Posted on 2022-11-07 | In Language

VS Code 是 open programming environment

Python Project Management - Testing

Posted on 2022-10-22 | In Language

[@liaoPythonImport2020] 指出 import 常常遇到的問題

[@loongProjectStructure2021] Python project structure 寫的非常好，本文直接引用作爲自己參考。

testing:

由於 Python 簡單易用，很多開始使用 Python 的人都是從一個 script 檔案開始，逐步形成多個 Python 檔案組成的程序。

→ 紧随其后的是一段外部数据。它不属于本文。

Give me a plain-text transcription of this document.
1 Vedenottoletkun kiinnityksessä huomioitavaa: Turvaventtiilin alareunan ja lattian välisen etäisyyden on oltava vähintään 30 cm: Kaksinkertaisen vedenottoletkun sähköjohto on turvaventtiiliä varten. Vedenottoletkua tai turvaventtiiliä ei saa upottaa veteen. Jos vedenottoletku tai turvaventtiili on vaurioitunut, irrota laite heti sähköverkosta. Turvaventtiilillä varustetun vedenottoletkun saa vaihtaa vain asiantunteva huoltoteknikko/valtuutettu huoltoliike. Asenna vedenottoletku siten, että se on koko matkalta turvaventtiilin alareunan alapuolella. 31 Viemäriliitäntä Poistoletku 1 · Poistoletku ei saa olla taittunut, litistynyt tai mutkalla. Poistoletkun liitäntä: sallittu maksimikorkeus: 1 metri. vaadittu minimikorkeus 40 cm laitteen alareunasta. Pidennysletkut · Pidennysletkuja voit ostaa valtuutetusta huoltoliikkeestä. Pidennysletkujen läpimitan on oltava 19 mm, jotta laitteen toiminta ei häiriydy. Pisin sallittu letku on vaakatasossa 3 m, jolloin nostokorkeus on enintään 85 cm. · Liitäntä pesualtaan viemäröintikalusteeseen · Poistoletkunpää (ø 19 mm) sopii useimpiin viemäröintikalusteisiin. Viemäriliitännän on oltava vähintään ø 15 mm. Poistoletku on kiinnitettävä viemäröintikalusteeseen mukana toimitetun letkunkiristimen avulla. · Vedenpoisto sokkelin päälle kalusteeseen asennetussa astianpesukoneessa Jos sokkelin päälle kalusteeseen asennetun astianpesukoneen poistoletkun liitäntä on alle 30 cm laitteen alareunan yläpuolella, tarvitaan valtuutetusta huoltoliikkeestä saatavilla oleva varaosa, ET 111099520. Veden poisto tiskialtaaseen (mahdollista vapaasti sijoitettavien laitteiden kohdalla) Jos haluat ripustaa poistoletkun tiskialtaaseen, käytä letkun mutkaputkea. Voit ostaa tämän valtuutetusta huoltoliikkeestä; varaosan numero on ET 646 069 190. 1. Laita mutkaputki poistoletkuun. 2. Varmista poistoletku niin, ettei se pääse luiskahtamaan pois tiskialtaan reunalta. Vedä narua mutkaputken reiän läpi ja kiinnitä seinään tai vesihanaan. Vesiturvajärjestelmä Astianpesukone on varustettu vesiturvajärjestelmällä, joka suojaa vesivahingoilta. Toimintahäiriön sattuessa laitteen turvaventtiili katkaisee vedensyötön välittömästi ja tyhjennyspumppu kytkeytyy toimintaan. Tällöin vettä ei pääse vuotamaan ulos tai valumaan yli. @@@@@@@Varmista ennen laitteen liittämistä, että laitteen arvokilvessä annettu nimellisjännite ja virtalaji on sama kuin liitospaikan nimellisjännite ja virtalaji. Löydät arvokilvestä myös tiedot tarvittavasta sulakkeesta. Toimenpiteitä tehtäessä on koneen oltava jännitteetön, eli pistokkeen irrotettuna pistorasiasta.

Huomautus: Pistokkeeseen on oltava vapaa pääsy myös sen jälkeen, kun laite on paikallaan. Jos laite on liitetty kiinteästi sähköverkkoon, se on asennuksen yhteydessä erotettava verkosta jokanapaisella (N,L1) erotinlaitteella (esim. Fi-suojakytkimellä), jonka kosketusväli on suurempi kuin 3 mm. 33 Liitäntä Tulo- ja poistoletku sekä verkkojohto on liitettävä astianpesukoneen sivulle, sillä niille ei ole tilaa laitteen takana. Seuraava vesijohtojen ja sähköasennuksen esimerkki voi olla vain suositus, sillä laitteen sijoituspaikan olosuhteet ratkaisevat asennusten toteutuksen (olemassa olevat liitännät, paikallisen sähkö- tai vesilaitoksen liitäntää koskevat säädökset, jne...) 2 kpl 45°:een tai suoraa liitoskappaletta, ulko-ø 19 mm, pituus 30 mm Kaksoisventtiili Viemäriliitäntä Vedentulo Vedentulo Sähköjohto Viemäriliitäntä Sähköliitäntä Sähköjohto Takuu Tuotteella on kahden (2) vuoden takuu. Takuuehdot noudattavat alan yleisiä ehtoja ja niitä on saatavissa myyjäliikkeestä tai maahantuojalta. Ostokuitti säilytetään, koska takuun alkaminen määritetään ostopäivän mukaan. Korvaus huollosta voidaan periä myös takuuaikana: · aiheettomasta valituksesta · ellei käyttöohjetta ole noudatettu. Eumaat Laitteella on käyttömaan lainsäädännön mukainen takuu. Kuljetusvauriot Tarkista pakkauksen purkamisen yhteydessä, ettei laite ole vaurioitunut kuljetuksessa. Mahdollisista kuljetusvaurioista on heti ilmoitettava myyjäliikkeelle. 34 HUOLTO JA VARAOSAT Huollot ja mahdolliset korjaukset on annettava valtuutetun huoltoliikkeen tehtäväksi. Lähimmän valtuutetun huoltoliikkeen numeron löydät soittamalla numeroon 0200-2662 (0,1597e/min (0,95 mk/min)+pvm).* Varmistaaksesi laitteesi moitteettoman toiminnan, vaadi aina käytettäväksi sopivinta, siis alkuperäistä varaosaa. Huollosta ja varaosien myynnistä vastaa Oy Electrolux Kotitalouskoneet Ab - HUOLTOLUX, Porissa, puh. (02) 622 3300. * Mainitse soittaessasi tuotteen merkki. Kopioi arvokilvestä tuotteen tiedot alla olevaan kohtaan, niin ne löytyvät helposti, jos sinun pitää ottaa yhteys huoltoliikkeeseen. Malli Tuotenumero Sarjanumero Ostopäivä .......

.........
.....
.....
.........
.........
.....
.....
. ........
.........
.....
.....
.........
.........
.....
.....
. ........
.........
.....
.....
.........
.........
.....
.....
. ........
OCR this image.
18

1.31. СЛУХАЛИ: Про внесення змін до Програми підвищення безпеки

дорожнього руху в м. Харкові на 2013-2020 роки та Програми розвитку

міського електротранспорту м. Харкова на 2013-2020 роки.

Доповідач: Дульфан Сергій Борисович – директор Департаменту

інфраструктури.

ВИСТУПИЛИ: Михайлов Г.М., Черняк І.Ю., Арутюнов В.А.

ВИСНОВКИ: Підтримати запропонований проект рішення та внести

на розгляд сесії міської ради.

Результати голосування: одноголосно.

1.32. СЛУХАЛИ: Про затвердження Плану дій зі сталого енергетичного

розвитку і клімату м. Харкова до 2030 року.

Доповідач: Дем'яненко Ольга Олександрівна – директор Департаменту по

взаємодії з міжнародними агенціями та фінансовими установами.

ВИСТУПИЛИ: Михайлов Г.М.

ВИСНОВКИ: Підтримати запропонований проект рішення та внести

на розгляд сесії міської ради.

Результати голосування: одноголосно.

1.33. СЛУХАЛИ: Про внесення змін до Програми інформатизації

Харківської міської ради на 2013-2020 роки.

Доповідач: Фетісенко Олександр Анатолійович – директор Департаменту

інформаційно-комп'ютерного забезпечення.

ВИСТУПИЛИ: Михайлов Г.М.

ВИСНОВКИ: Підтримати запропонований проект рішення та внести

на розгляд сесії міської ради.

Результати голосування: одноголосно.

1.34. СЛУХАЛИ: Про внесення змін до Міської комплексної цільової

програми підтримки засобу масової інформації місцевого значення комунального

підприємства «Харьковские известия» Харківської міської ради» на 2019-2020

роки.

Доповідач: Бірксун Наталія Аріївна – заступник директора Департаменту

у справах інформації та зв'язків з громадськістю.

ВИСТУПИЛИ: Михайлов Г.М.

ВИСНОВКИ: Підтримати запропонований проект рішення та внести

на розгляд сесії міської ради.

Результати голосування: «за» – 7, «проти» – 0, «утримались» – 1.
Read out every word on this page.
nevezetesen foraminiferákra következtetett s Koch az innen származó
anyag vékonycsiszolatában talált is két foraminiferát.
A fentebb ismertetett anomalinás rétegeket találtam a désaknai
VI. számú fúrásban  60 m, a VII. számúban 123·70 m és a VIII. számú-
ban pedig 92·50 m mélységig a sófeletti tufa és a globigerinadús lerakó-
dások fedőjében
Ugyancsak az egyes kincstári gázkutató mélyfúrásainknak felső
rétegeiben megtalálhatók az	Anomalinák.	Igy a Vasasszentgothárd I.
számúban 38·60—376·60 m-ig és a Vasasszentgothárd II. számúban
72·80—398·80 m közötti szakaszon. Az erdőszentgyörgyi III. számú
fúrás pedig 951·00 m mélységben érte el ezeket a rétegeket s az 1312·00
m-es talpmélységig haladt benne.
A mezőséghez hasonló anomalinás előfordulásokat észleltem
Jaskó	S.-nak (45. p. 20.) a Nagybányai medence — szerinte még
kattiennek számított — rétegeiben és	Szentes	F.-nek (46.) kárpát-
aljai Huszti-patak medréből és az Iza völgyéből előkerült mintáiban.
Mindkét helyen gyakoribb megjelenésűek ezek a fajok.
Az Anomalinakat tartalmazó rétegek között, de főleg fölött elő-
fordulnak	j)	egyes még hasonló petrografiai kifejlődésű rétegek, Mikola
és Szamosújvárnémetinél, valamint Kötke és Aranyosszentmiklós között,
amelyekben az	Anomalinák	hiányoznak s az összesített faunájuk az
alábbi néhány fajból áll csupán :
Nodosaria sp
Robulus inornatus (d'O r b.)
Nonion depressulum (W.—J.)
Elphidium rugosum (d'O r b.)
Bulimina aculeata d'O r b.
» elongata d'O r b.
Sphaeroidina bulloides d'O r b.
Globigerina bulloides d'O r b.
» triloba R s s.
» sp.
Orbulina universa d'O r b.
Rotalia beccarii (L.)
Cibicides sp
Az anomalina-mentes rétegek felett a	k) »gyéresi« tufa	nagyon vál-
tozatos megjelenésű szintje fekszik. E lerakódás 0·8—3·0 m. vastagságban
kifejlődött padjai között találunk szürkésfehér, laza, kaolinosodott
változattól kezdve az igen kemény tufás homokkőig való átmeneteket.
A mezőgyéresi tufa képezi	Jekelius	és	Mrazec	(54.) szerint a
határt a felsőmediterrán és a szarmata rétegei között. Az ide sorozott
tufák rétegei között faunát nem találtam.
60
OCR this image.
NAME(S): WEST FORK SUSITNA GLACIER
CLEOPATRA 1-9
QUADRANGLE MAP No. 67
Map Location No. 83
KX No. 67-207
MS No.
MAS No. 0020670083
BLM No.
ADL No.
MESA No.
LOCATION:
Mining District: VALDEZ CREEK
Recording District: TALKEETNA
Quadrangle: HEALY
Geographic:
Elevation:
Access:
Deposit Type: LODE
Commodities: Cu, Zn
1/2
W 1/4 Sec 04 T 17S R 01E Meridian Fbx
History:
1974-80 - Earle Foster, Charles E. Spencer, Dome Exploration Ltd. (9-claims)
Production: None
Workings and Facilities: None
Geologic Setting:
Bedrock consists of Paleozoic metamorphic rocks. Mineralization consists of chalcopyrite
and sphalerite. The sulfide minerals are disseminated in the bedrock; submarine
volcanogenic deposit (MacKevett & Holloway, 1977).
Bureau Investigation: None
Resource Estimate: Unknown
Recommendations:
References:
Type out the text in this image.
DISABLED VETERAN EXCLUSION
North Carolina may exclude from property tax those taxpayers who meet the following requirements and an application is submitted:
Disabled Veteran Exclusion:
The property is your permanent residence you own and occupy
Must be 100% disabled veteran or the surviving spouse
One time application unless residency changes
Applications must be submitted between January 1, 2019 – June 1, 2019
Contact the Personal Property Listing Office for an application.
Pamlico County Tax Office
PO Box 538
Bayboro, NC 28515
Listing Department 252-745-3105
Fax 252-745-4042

在脫離 Python 幼幼班準備建立稍大型的專案的時候，學習如何組織化 Python 專案是一大要點。分成三個部分：

檔案放在同一個 directory 形成一個 package 打包。對應下面的簡單結構。
不同的 sub-packages 再用一個 (src) directory. 之後一起打包。對應下面的 src 結構的 src directory.
Testing 非常重要，但是一般放在分開的 tests directory, 避免被打包。對應下面的 src 結構的 tests directory.

這裏討論 Testing.

Unittest

Pytest 的特點

會自動辨識 tests directory, test_xxx.py, 以及 def test_xxx module!
使用 assert 語法
可以直接在 command window 執行，或是在 vs code 執行。
如果在 command window 執行 python program, 例如 pytest:

在 PC Windows 10 PowerShell (PS), 必須這樣設定 PYTHONPATH:
1
$env:PYTHONPATH = ".\src"
在 Mac OS, 可以這樣設定 PYTHONPATH:
1
$export PYTHONPATH='./src'
如果在 vs code 執行 python program, 有兩種設定方式

直接在 launch.json 設定如下。此處是相當于設定 PYTHONPATH = “./src” 也就是 VS Code {workspaceRoot/src} folder.
第二種方法是 VS code default 會 load {workspaceRoot}/.env. 也可以用 launch.json 的 envFile 設定 path (這裡也是 ./.env)

{
    // Use IntelliSense to learn about possible attributes.
    // Hover to view descriptions of existing attributes.
    // For more information, visit: https://go.microsoft.com/fwlink/?linkid=830387
    "version": "0.2.0",
    "configurations": [
        {
            "name": "Python: Current File",
            "type": "python",
            "request": "launch",
            "program": "${file}",
            "console": "integratedTerminal",
            "env": {"PYTHONPATH": "./src"},
            //"env": {"PYTHONPATH":"${workspaceRoot}/src"},  // same as "./src"
            //"envFile": "${workspaceRoot}/.env",
            //"python": "${command:python.interpreterPath}",
            "justMyCode": true
        }
    ]
}

.env file content 就只有一行：

1	`PYTHONPATH=./src`

好像第二種方法比較不會有問題?

phone_benchmark + pytest 爲例

首先看 tree structure:

phone_benchmark
├── data
│   ├── antutu.html
│   ├── geekbench.html
│   └── gfxbench.html
├── db
│   └── benchmark.db
├── src
│   └── phone_benchmark
│       ├── __init__.py
│       ├── gfxcrawler.py
│       └── gfxsql.py
└── tests
    ├── __init__.py
    └── test_gfxsql.py

src/phone_benchmark/gfxsql.py

先看 gfxsql.py 目的是輸入 gfxbench.html, parse and output to benchmark.db.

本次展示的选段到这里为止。